The Point: 15-Minute City in the Desert
FastCompany reports that 600 acres of state-owned land that surrounds a prison will soon become “Utah’s Innovation Community.” The community has Culdesac vibes in that it aims to provide customers with a “one-car community” (though Culdesac aims for zero cars).
The development boasts mixed use, a variety of mobility options, and a master plan based on the 15 minute city.

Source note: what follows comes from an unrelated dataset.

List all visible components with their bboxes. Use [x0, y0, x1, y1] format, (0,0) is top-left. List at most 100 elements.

I’m pretty skeptical of the overall concept of the 15 minute city due to a recent paper by Alain Bertaud.
The Point is also spearheaded by a local land authority, which seems to have done a lot of public consultation and takes great pains to suggest that “the site belongs to everybody.” This sounds dangerously like Innovation by Committee. But who knows! I’m eager to do a deep dive and find out more.
Investors Love Culdesac
Startup City builder Culdesac announced a $30 million Series A from several big-name investors. But the most interesting announcement is buried.
“We’ve started the next set of Culdesac neighborhoods, each 3 times bigger than Culdesac Tempe.”
Culdesac Tempe is Culdesac’s flagship neighborhood — a $200 million project — that’s already well underway. I believe there’s a lot of pent up demand for what Culdesac is selling, and so I’m very enthusiastic about their potential.
Progress and Optimism
In not-quite-Startup-Cities news I also wanted to share the launch of the Institute for Progress. Their announcement, “Progress is a Policy Choice” is a great read on the potential and peril in today’s lack of progress. Wired editor Kevin Kelly also writes an homage to optimism in which “Total Urbanization” features.
Thanks for reading and don’t forget: Startups Should Build Cities!